Vamp or Not? The Tomb

I remember watching this Michael Staininger directed film back in 2009 when it was released. I couldn’t remember too much about it however. I knew, of course, that it was loosely based on the Poe story Ligeia but couldn’t remember why I had thought, as I watched it, that the potentially vampiric story was not vamp.

More recently a friend asked me my thoughts on the film and suggested that it might be an energy vampire story. I decided to watch the film again.

spirit leaves
It begins with a wild landscape and the young Ligeia (Anastasiya Belyaeva) on a horse. She rides back to the impressive Romanova Manor where her mother (Yekaterina Fedorchenko) is dying. She suggests that it is the Black Death that takes her (a romanticised name, not the actual plague, I assumed) and that it is the curse of their power. As she dies her spirit visibly evacuates her body, from her mouth, and then vanishes through the window.

Wes Bentley as Jonathon
It is morning and we see Rowena (Kaitlin Doubleday) in bed. Her fiancé Jonathan (Wes Bentley, Underworld: Awakening) comes into the room and she lures him back to bed – causing him to be slightly late to the college where he is guest lecturer. After the lecture, and post signing several books for students, he asks his friend the Chancellor (Cary-Hiroyuki Tagawa) about a woman, Ligeia (Sofya Skya), who was in the lecture as she had turned up to six of his guest lectures (one being 200 miles away). She is one of the post-graduate students studying comparative religion.

spirit capture
He chases after her to speak to her and asks her if she will be at the faculty function. She suggests that she’ll wear something sexy and gives him her card. We see Jonathan and Rowena having dinner with her father, George (Michael Madsen, Bloodrayne, 42K, Vampires Anonymous & the Bleeding) where we discover that Jonathan is independently rich. We cut to a man, Eddie (Joel Lewis), attacking a junkie.
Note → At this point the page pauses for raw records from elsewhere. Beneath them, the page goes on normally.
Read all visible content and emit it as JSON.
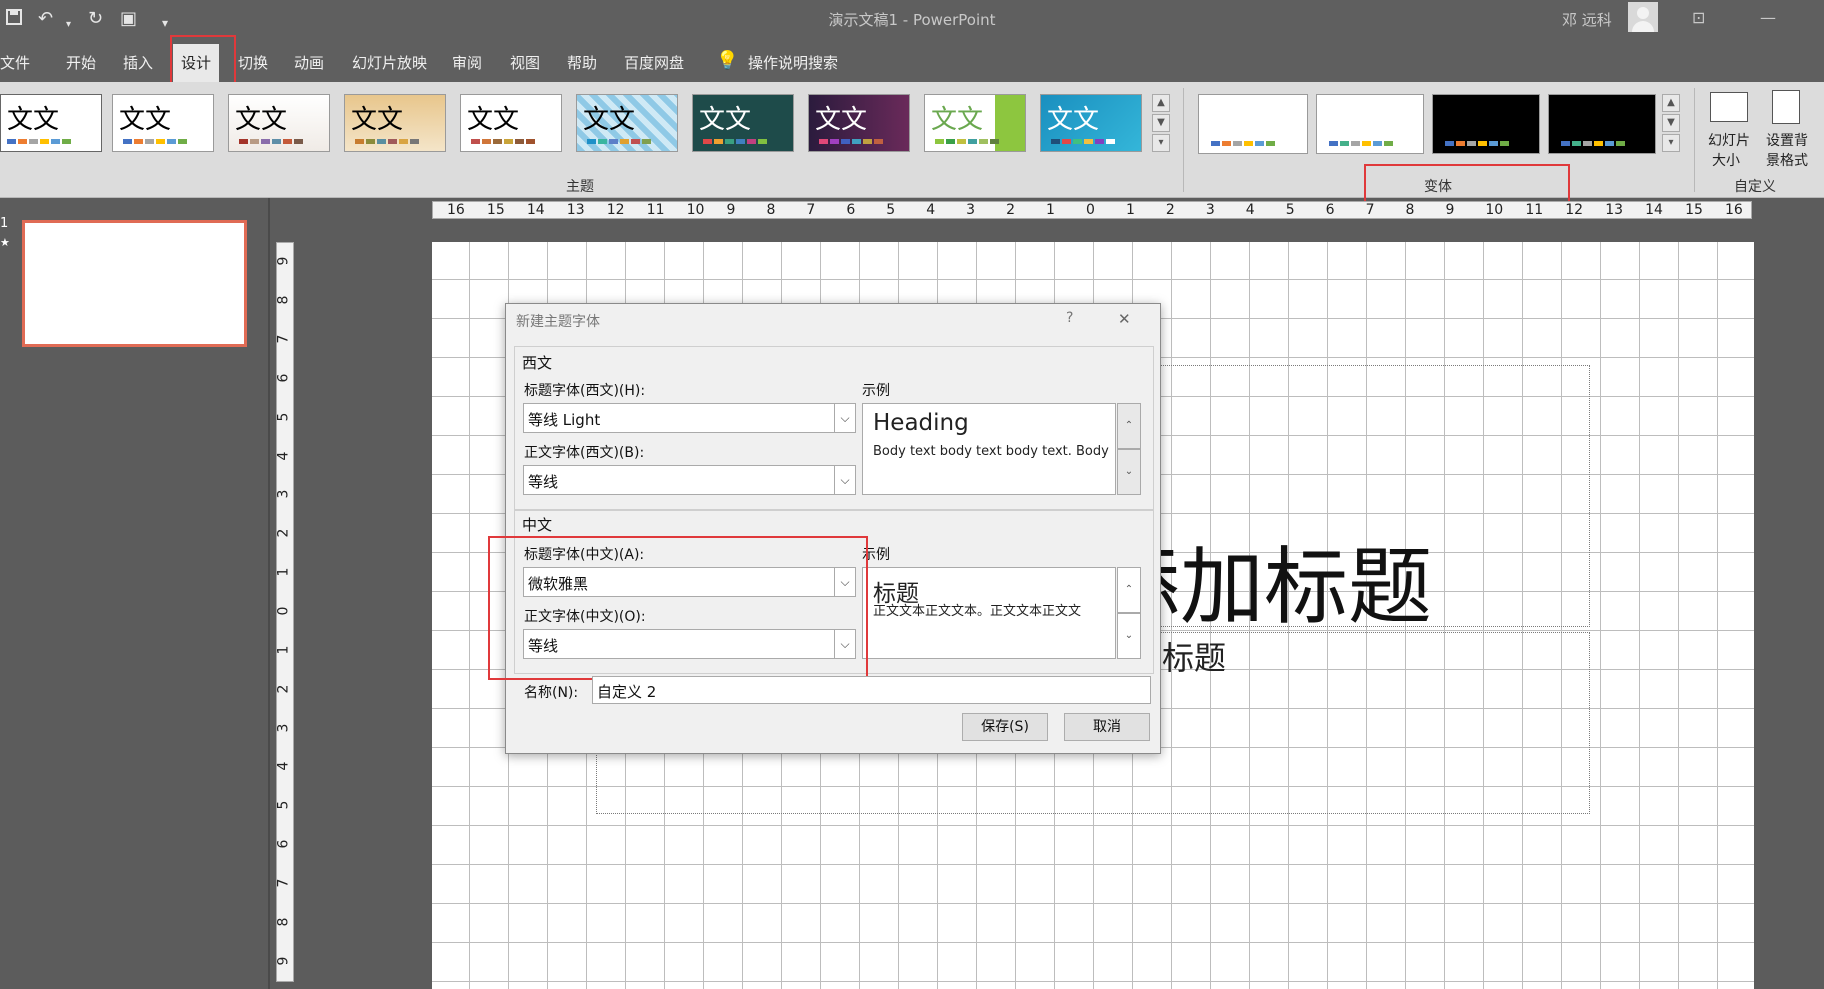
{
  "window": {
    "title": "演示文稿1  -  PowerPoint",
    "user_name": "邓 远科"
  },
  "menu": {
    "tabs": [
      "文件",
      "开始",
      "插入",
      "设计",
      "切换",
      "动画",
      "幻灯片放映",
      "审阅",
      "视图",
      "帮助",
      "百度网盘"
    ],
    "search_label": "操作说明搜索",
    "active": "设计"
  },
  "ribbon": {
    "themes_label": "主题",
    "variants_label": "变体",
    "customize_label": "自定义",
    "theme_sample_text": "文文",
    "slide_size_label_1": "幻灯片",
    "slide_size_label_2": "大小",
    "bg_format_label_1": "设置背",
    "bg_format_label_2": "景格式"
  },
  "ruler": {
    "horizontal": [
      "16",
      "15",
      "14",
      "13",
      "12",
      "11",
      "10",
      "9",
      "8",
      "7",
      "6",
      "5",
      "4",
      "3",
      "2",
      "1",
      "0",
      "1",
      "2",
      "3",
      "4",
      "5",
      "6",
      "7",
      "8",
      "9",
      "10",
      "11",
      "12",
      "13",
      "14",
      "15",
      "16"
    ],
    "vertical": [
      "9",
      "8",
      "7",
      "6",
      "5",
      "4",
      "3",
      "2",
      "1",
      "0",
      "1",
      "2",
      "3",
      "4",
      "5",
      "6",
      "7",
      "8",
      "9"
    ]
  },
  "slide": {
    "title_fragment": "添加标题",
    "subtitle_fragment": "副标题"
  },
  "dialog": {
    "title": "新建主题字体",
    "help": "?",
    "close": "✕",
    "western_section": "西文",
    "heading_font_western_label": "标题字体(西文)(H):",
    "heading_font_western_value": "等线 Light",
    "body_font_western_label": "正文字体(西文)(B):",
    "body_font_western_value": "等线",
    "sample_label": "示例",
    "western_sample_heading": "Heading",
    "western_sample_body": "Body text body text body text. Body",
    "chinese_section": "中文",
    "heading_font_chinese_label": "标题字体(中文)(A):",
    "heading_font_chinese_value": "微软雅黑",
    "body_font_chinese_label": "正文字体(中文)(O):",
    "body_font_chinese_value": "等线",
    "chinese_sample_heading": "标题",
    "chinese_sample_body": "正文文本正文文本。正文文本正文文",
    "name_label": "名称(N):",
    "name_value": "自定义 2",
    "save_button": "保存(S)",
    "cancel_button": "取消"
  }
}
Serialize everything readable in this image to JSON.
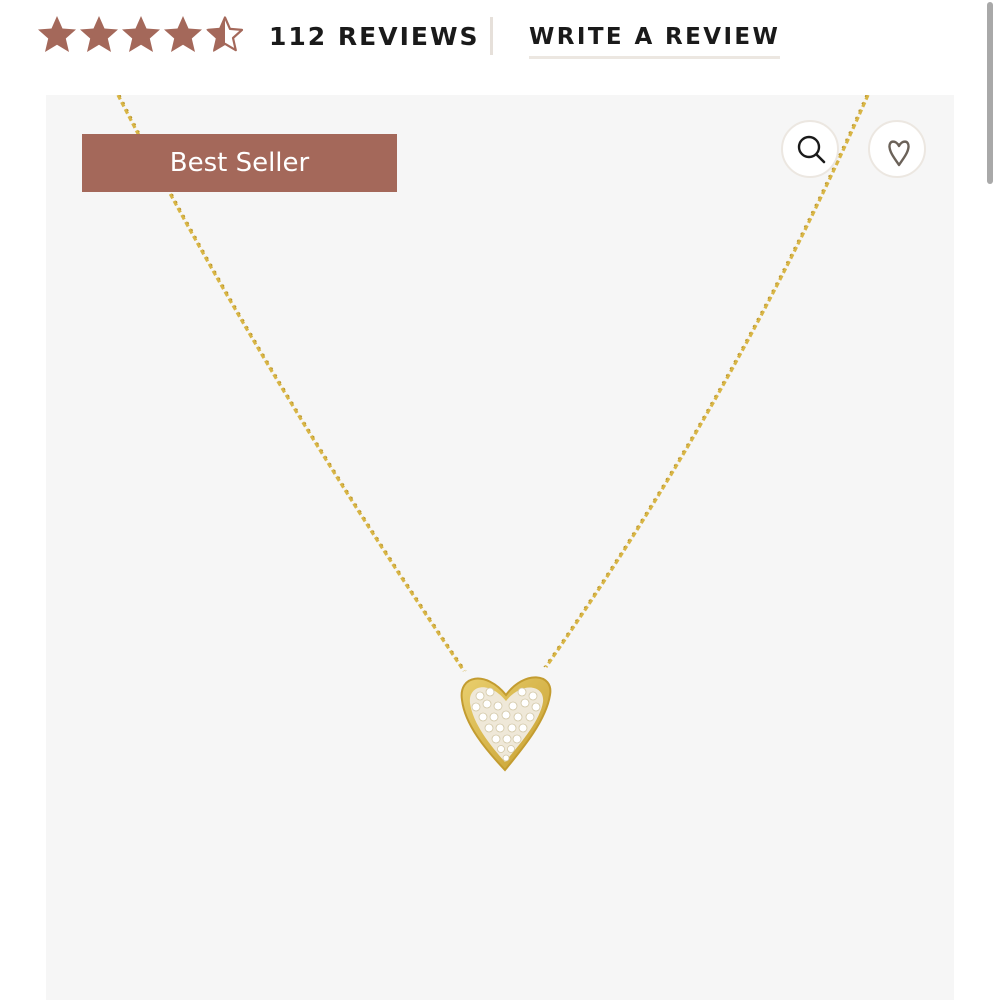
{
  "reviews": {
    "rating": 4.5,
    "max_rating": 5,
    "count_label": "112 REVIEWS",
    "write_review_label": "WRITE A REVIEW",
    "star_color": "#a4685a"
  },
  "product_image": {
    "badge_label": "Best Seller",
    "badge_color": "#a4685a",
    "background_color": "#f6f6f6",
    "chain_color": "#d4b13e",
    "zoom_icon": "search-icon",
    "wishlist_icon": "heart-icon"
  }
}
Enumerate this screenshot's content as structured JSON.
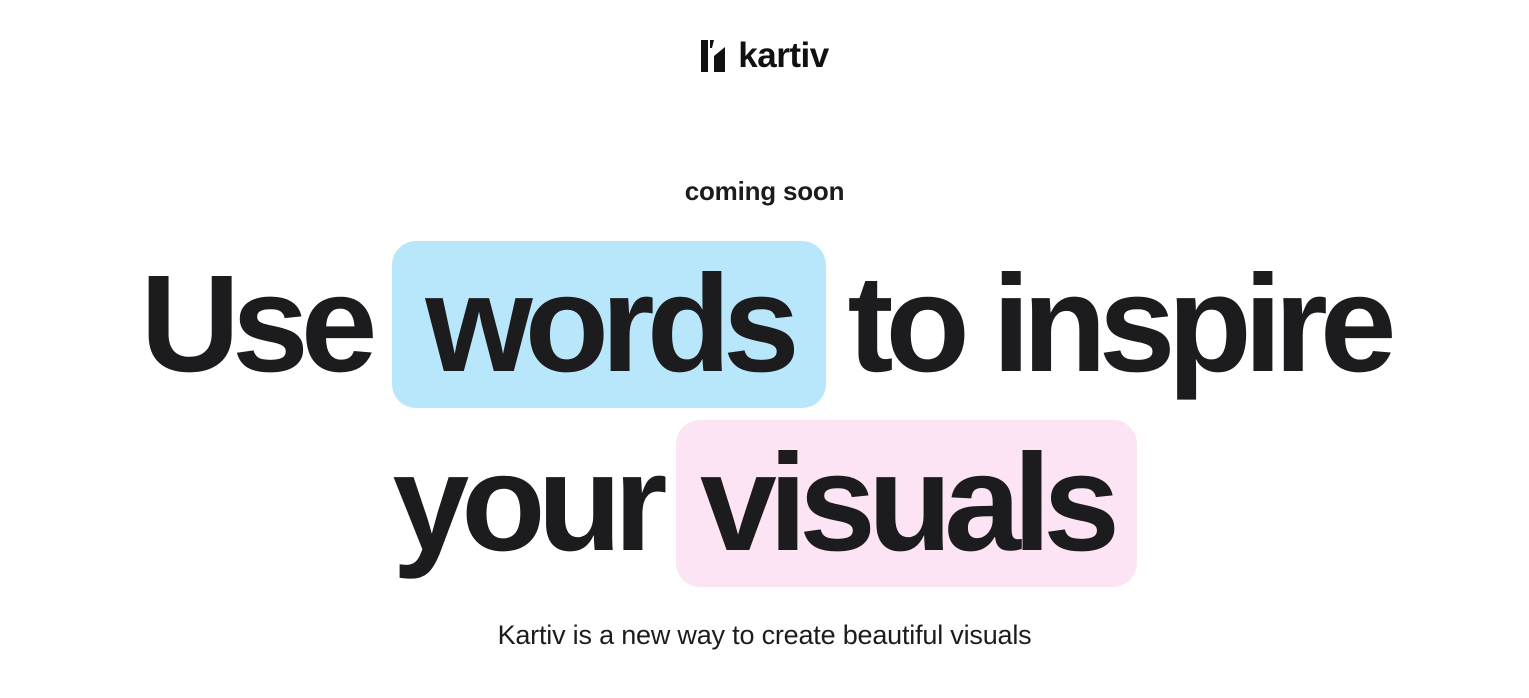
{
  "brand": {
    "name": "kartiv",
    "logo_icon": "kartiv-logo-mark-icon"
  },
  "hero": {
    "eyebrow": "coming soon",
    "headline": {
      "line1": [
        "Use",
        "words",
        "to inspire"
      ],
      "line2": [
        "your",
        "visuals"
      ]
    },
    "subtitle": "Kartiv is a new way to create beautiful visuals"
  },
  "colors": {
    "text": "#1c1c1e",
    "highlight_blue": "#b8e7fb",
    "highlight_pink": "#fce4f4",
    "background": "#ffffff"
  }
}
He takes the junkie’s corpse to the college where Ligeia puts a device on the man’s mouth, injects him with a serum, utters an incantation and draws the man’s soul into a tube. They are caught by the Chancellor but Ligeia makes no secret of the fact that he has slept with her, the implication being that he must ignore what he has seen or she’ll tell his wife (Christa Campbell, Mansquito & Revamped).

Sofya Skya as Ligeia
Ligeia uses magic to get Jonathan to her, manages to inject the Chancellor with her serum (which causes him to bleed from the eyes and go into a coma) and then sleeps with Jonathan and ensures that Rowena finds out. Ostensibly she gets her claws in Jonathan to get him to buy back the Romanova Manor for her, but she does actually seem to love him in her own psychotic way. She also gets a collection of three spirits (we see the face of the Chancellor in his spirit tube and the man finally dies when Jonathan finds it and releases it). Ligeia is dying of the same illness her mother had.

spirit in a tube
If she had taken the spirits to feed on in order to stave off death than I would have agreed that this was an energy vampire – indeed a soul eater – but that is not the case. What she actually does is bind two of the spirits to herself and commits suicide. The implication is that the additional spirits make her strong enough to evade death but the film never suggests she devours them – simply binds them. This leaves her a disembodied spirit and she then takes over another body and displaces their soul (this is a tad narratively confused; she is able to invade one host, whilst the hosts spirit is still in residence it would seem, but actually invades her target host by dosing them with serum to displace their spirit).

Kaitlin Doubleday as Rowena
At no point is it suggested that she devours energy or souls. She does develop a plan for immortality by jumping from body to body but again it is snatching the fleshy husk not eating the gooey spirit innards. The film descends, at its climax, into a body swap type story – which I am not a fan of at the best of times. The dialogue teeters on the awful at times (especially when Johnathan passes on some bad news about a bereavement) and ultimately it is not an energy vampire. One might argue that Ligeia is a vamp (as in a femme fatale) but that’s about it.

The imdb page is here.

3 comments:

Andrew Hall said...

A have the entire collection of Poe's works at home. I've never read the story but now want to.

Taliesin_ttlg said...

I'm a bit of a Poe fan Andrew so I'll suggest you should... I'm particularly fond of the Fall of the House of Usher

Paul Mclennon said...

it never hurts to have beautiful babes to break up the monotony of blood and gore and horror.